The Museum of Spare Parts, Marilyn LongstaffJacket is white and most of it filled with line drawing of the front of a classic museum building, with four doric pillars and the name: THE MUSEUM OF SPARE PARTS in caps over the doors. The author's name, in lowercase print fits into the bottom step of the entry. At the bottom of the jacket the publisher's name -- mudfog -- appears lower case and in orange, the only bit of colour in sight.

Mudfog Press, 2018         £5.00

Laughing Seriously

Marilyn Longstaff spent some time at the University of Newcastle in a public engagement project entitled Stemistry. The aim was to explore aspects of stem cell research and other areas of genetics. Interesting enough, but set in particular relief, I think, by this writer’s background, imbued not with sciences beyond O Level but with a thorough Salvation Army upbringing.
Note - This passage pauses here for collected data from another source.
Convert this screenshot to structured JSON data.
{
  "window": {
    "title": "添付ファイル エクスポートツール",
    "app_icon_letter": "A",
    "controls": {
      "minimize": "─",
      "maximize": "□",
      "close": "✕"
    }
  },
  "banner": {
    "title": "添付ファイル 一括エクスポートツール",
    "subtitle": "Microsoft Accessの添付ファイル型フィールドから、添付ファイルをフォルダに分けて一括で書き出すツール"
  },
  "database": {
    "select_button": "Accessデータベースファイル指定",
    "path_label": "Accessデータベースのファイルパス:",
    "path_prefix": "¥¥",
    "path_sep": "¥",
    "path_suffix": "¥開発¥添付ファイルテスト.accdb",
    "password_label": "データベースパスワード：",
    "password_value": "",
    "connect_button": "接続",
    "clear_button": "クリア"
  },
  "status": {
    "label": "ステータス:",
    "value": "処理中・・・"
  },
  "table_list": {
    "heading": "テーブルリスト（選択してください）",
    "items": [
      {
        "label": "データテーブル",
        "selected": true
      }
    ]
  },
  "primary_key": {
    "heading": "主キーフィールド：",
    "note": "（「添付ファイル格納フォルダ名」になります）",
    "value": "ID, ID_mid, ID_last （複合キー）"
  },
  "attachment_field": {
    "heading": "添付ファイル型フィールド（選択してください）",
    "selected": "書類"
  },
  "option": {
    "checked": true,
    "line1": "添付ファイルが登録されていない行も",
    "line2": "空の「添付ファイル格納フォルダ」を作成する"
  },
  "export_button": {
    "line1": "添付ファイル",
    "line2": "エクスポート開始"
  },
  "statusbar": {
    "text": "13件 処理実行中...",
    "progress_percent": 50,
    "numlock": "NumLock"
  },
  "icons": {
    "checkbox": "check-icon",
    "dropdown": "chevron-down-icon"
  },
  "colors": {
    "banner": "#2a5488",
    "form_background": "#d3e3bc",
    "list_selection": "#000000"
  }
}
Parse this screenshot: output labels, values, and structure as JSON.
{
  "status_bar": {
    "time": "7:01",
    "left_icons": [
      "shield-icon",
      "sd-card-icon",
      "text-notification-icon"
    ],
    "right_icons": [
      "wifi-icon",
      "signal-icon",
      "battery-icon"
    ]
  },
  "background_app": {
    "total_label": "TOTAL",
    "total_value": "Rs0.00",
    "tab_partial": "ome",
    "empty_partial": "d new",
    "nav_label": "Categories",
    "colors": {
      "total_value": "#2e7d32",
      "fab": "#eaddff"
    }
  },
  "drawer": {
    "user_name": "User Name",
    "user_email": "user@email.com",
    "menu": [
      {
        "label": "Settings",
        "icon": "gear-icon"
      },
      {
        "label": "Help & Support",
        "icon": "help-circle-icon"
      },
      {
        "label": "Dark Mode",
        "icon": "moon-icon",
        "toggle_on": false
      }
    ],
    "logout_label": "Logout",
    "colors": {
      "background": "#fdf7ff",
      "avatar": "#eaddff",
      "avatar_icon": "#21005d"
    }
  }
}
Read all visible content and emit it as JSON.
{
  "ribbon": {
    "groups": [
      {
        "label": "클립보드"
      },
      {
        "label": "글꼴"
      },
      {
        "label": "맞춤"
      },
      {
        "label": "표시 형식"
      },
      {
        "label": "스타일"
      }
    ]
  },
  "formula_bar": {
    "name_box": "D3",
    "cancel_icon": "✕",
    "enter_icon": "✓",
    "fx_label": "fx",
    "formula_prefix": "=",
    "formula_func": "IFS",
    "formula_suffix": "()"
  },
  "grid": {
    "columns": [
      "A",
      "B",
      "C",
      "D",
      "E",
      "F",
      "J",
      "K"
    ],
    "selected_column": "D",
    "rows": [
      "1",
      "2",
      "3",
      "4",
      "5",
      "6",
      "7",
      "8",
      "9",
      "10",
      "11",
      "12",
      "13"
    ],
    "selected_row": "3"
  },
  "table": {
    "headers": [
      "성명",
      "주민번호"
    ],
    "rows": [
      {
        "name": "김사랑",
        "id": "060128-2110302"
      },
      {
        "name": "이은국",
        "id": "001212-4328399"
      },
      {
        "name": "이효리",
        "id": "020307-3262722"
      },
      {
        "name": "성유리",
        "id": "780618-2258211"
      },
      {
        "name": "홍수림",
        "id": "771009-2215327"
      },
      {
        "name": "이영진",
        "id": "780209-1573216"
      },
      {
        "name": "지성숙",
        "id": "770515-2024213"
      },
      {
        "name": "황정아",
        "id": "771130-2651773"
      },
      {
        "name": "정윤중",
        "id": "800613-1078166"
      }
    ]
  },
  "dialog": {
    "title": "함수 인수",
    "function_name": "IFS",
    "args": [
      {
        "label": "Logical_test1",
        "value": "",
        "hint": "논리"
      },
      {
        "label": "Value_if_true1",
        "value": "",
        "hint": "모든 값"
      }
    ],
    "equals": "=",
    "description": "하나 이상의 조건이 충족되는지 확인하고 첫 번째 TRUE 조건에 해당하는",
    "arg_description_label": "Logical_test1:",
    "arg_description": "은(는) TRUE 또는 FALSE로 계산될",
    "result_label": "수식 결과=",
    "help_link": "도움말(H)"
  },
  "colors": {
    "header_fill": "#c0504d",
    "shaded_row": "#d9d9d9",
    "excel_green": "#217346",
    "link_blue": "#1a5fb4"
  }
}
Such ambivalent viewpoints must challenge each other, and might upset conventional assumptions about life. To write convincingly from the point of view of a thing in a Petri dish requires considerable skill and imagination, which this writer has, or the poems would not work; but work they do, by means of humour, anarchic sometimes and not just of the whimsical variety. The jokes often startle, not because they are ‘upsetting’ but because they open up unexpected chasms and routes of speculation.

I’m not quoting anything from this little book because its wit and curious range of metaphor depend on interlocking contexts, even though individual poems can stand alone. I will only say that if you enjoy a laugh but at the same time like to be provoked into some serious thinking, it’s worth reading this book.